El plan que venía preparando con sus colaboradores desde hacía meses pudo, por fin, ser llevado a la práctica. En junio de 1569, Legazpi dejó Cebú guarnecido con un fuerte destacamento y se dirigió a la bien abastecida isla de Panay, situada al oeste de la de Negros. Era esencial contar con sólidas bases en Panay y Masbate antes de tomar la isla de Mindoro, punto de la mayor importancia estratégica para la conquista de Luzón, su objetivo más importante antes de planear el desembarco en China.

Los habitantes de Panay, que estaban muchísimo más adelantados que los cebuanos, en general, recibieron amistosamente a Legazpi. Sólo en puntos aislados, algunas tribus opusieron escasa resistencia, que fue fácilmente aplastada por los capitanes Juan de Salcedo y Luis de Haya.

Poco después, Legazpi envió al capitán Ibarra a tomar posesión de la isla de Masbate. Una vez estas islas estuvieron bajo el control castellano, Legazpi puso en práctica la segunda parte de su plan.

Esta vez, el que llevaría el peso de la expedición sería el maestre de campo Goiti.

—Ahora te toca a ti, Martín —dijo Legazpi señalando el mapa sobre la mesa—. Como habíamos planeado, quiero que hagas un reconocimiento completo de la isla de Luzón. Es la de mayor importancia de todo el archipiélago.

—Dicen que es la principal en hermosura, riqueza y grandeza —comentó el joven bilbaíno.

—Sí, se la considera la reina entre todas las Filipinas. Una vez la hayamos conquistado, las demás caerán como fruta madura. Esto nos abrirá el camino hacia tierra firme. El continente chino estará a nuestro alcance.

Goiti asintió.

—Ya están preparados los arcabuceros, un centenar de ellos, la veintena de marinos para tripular las naves también están asignados, y ahora sólo nos falta el medio millar de guerreros que nos prometió nuestro amigo Tupas.

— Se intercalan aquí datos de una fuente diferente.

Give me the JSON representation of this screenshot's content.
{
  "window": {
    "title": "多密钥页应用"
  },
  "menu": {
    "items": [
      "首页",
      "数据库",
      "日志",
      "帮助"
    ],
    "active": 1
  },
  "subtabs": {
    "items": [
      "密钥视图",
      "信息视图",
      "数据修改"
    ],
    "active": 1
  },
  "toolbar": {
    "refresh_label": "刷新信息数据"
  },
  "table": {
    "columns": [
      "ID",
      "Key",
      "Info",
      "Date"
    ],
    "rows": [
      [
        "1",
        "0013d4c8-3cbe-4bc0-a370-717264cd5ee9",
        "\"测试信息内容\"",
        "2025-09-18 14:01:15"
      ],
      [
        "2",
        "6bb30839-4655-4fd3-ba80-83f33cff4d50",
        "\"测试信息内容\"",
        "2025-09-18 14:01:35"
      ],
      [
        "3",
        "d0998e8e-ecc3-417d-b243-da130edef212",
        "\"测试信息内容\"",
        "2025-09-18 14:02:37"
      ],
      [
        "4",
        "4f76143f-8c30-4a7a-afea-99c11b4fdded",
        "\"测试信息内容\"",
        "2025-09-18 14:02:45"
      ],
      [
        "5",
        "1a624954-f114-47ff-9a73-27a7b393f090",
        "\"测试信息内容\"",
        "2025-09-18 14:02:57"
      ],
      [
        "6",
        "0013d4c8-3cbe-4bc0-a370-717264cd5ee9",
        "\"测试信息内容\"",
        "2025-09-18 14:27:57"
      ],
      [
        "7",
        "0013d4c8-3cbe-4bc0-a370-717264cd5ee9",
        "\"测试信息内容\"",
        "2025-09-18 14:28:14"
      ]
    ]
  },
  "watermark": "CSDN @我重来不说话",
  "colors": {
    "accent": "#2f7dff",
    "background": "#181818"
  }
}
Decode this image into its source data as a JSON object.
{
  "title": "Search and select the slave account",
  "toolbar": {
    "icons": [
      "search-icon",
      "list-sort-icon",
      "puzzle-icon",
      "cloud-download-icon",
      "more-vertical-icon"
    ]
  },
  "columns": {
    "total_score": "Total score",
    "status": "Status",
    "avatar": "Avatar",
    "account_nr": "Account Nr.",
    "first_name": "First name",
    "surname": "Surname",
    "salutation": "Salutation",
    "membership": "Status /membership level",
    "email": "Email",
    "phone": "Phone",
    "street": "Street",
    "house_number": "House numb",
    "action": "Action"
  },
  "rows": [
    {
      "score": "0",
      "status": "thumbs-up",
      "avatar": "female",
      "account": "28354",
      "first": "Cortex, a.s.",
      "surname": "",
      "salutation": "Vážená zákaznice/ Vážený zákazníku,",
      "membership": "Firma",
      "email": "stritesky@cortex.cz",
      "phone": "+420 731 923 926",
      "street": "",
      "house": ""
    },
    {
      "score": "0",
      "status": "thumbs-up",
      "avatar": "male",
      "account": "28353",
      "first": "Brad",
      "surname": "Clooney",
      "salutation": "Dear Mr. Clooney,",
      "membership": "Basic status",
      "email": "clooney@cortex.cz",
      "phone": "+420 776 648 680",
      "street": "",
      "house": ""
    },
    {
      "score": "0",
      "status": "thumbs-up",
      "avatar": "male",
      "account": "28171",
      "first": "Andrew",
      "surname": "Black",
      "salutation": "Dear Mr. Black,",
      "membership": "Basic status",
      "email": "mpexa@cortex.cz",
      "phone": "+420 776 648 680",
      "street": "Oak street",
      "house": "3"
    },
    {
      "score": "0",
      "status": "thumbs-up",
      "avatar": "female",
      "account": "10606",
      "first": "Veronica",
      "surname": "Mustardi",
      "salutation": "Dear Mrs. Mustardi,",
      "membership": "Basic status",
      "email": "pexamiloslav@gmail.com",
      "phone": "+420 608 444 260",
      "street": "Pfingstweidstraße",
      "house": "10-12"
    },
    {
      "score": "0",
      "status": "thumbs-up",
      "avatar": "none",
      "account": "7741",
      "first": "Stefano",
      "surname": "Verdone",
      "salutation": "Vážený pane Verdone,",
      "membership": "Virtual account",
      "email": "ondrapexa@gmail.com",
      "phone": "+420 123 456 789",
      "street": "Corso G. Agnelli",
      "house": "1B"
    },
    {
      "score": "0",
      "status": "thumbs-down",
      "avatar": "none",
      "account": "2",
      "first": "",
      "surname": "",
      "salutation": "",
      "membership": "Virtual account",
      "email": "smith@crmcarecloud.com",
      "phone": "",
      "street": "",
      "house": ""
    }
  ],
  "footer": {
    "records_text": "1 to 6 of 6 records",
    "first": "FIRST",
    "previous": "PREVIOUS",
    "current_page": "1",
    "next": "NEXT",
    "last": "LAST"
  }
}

—Muy bien. Vas a estar al mando de toda una armada, Martín —sonrió—, unas diecisiete embarcaciones en total.

El joven no se mostró impresionado por la responsabilidad de estar al frente de semejante ejército.

—Pronto estaré de vuelta con el objetivo cumplido —se limitó a decir.

La flamante armada mandada por Goiti compuesta por la
San Juan
, una fragata y quince paraos zarpó de Mindoro rumbo a Luzón.

—¡Se acercan dos juncos!

Goiti levantó la cabeza hacia la cofa de la
San Juan
.

—¿Chinos?

—Eso parece —gritó el vigía—. Juraría que son juncos chinos. Y vienen a toda vela directamente hacia nosotros.

—¿Puedes ver si van armados?

La respuesta tardó un momento en llegar.

—Hay mucho movimiento en las dos cubiertas. Parece que se preparan para el combate.

—Está bien —gritó Goiti—. ¡Zafarrancho de combate!, ¡todo el mundo a sus puestos!

Mientras se sacaban los cañones por los portones y se subían las balas y la pólvora, los juncos se fueron acercando. Eran dos juncos chinos enormes, mayores que la
San Juan
. Tres negras bocas de cañón asomaban por las bordas de cada uno y sus servidores preparaban ya las mechas y la pólvora.

No hubo conversaciones previas entre los contendientes. Evidentemente, los chinos creían equivocadamente tener superioridad sobre la
San Juan
y la fragata, al tiempo que despreciaban los quince paraos, que no tenían cañones. El error de cálculo de los chinos tuvo fatales consecuencias para ellos, pues la potencia de las lombardas castellanas era muy superior a las suyas.